The sole intact Consolidated PBY Catalina to serve with the Dutch Naval Air Force (Marine Luchtvaartdienst, MLD) has just entered restoration at the Nederlands Transport Museum in Nieuw-Vennep, Holland. The MLD had a long association with the remarkable PBY, both in its pure flying boat and amphibian guises, gaining their first operational examples in 1941. Even though their homeland was under German occupation during most of WWII, there were still free-Dutch military units which served within the Allied forces overseas, especially in the Indian and Pacific Oceans. Some of the Dutch Navy units flew Catalinas on anti-submarine and air-search-and-rescue patrols from bases in Australia, Ceylon (now Sri Lanka) and South Africa. Following WWII, the Dutch continued to fly Catalinas in the Netherlands and in their now-former colonies, the Dutch East Indies and Dutch New Guinea (both now provinces within Indonesia). The Netherlands retired their last PBYs in 1957, with all but one of these examples meeting the scrapper’s torch.
The lone survivor is PBY-5A BuNo.48317. She initially served with the US military, but Charles H. Babb & Company of New York acquired her as military surplus in 1951, along with numerous other Catalinas/Cansos. Babb placed her on the U.S. registry as N1495V on January 31, 1951, and sold her, along with seven other PBY-5As (Bu33972, Bu48252, Bu46581, Bu46460, Bu46521, Bu46581 and Bu46583) to the Dutch Navy. They all made the ferry flight to the Netherlands later that year for overhaul at the Dutch aviation maintenance facility, Aviolanda. Following this rework, the MLD officially took Bu48317 on strength as ship 16-212 on February 22, 1952. She joined No.321 Squadron in June, 1952, serving with that unit until late December the following year, when she transferred to No.8 Squadron. The MLD retired ‘212 on July 7th, 1957. Unlike the rest of her brethren, ‘212 survived the mass-scrapping of surplus airframes to go on outdoor display at the water-themed Bosbad amusement park in Hoeven. Here she sat until 1982, when she underwent a period of refurbishment for gate guard duties at the Militaire Luchtvaart Museum, Kamp van Zeist in Soesterberg. But the extended outdoor display took its toll. In 1996, the Stichting Neptune Association started restoring the aircraft in a hangar at Valkenburg Naval Air Base. However, following the closure of Valkenburg, the Catalina went into storage at Soesterberg.
With the public outcry across the Netherlands following the overseas sale of the last flying Catalina in the Netherlands during 2019 (former RCAF Canso A 11022), came the motivation to restore Bu.48317 back to display condition.
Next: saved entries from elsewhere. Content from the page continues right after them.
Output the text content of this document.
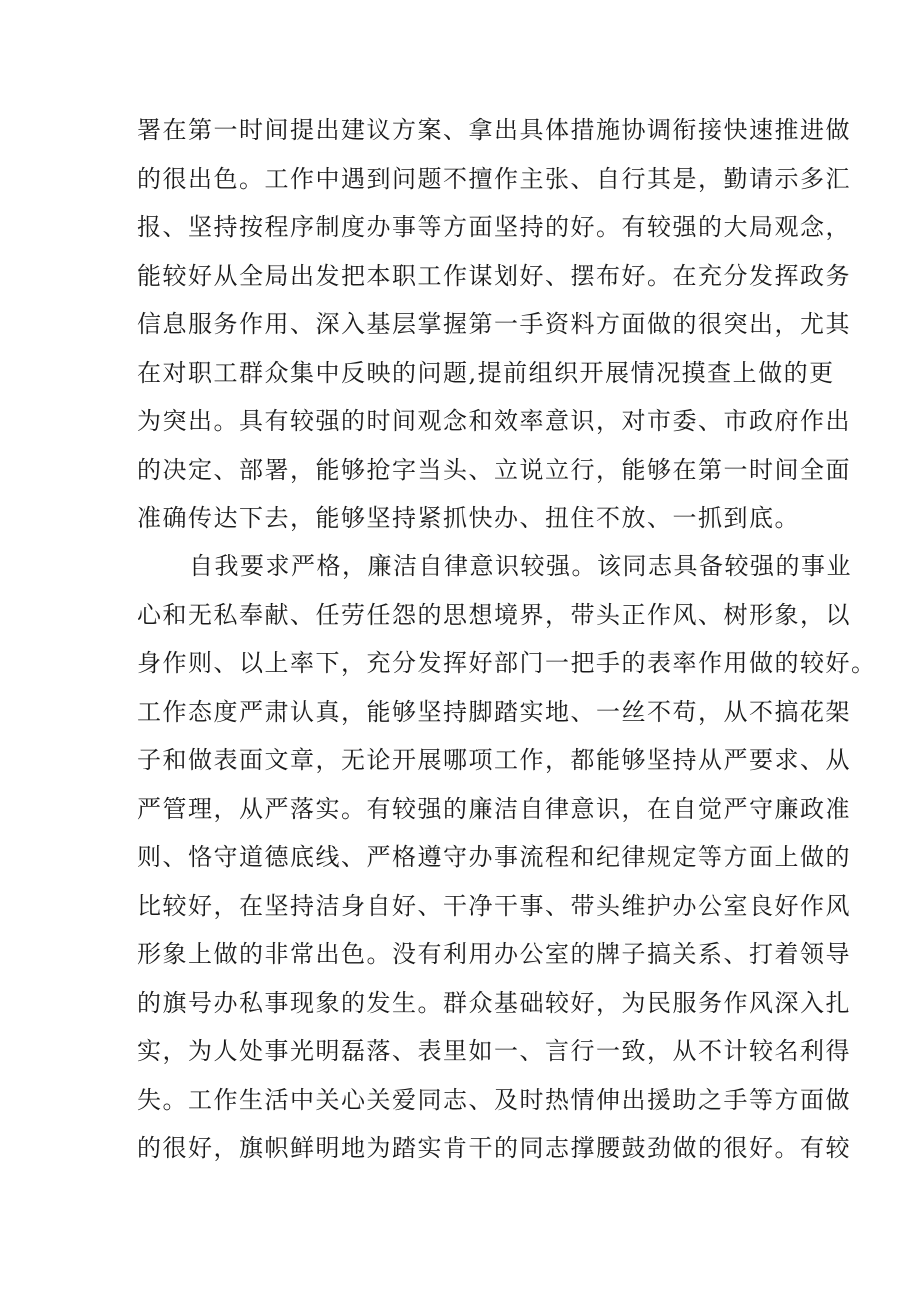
署在第一时间提出建议方案、拿出具体措施协调衔接快速推进做
的很出色。工作中遇到问题不擅作主张、自行其是，勤请示多汇
报、坚持按程序制度办事等方面坚持的好。有较强的大局观念，
能较好从全局出发把本职工作谋划好、摆布好。在充分发挥政务
信息服务作用、深入基层掌握第一手资料方面做的很突出，尤其
在对职工群众集中反映的问题,提前组织开展情况摸查上做的更
为突出。具有较强的时间观念和效率意识，对市委、市政府作出
的决定、部署，能够抢字当头、立说立行，能够在第一时间全面
准确传达下去，能够坚持紧抓快办、扭住不放、一抓到底。
自我要求严格，廉洁自律意识较强。该同志具备较强的事业
心和无私奉献、任劳任怨的思想境界，带头正作风、树形象，以
身作则、以上率下，充分发挥好部门一把手的表率作用做的较好。
工作态度严肃认真，能够坚持脚踏实地、一丝不苟，从不搞花架
子和做表面文章，无论开展哪项工作，都能够坚持从严要求、从
严管理，从严落实。有较强的廉洁自律意识，在自觉严守廉政准
则、恪守道德底线、严格遵守办事流程和纪律规定等方面上做的
比较好，在坚持洁身自好、干净干事、带头维护办公室良好作风
形象上做的非常出色。没有利用办公室的牌子搞关系、打着领导
的旗号办私事现象的发生。群众基础较好，为民服务作风深入扎
实，为人处事光明磊落、表里如一、言行一致，从不计较名利得
失。工作生活中关心关爱同志、及时热情伸出援助之手等方面做
的很好，旗帜鲜明地为踏实肯干的同志撑腰鼓劲做的很好。有较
She made the complicated move by road to the Nederlands Transport Museum in Nieuw-Vennep last summer, where members of the Stichting Neptune Association again picked up the torch to refurbish the tired amphibian back to her former glory. The museum chose this venue for several reasons, but primarily because they had a covered space for the restoration work to continue, and also because most of the restoration team live in the area. Furthermore, the Transport Museum also received a significant donation of spare Catalina parts. However, another major benefit to this location will be that the public will be able to watch the restoration take place, especially on Wednesdays when the Neptune Association volunteers will be most active. The team expects the restoration to take up to five years to complete, after which the restored Catalina will return to the Nationaal Militair Museum in Soesterberg. We look forwards to following this important project as it unfurls!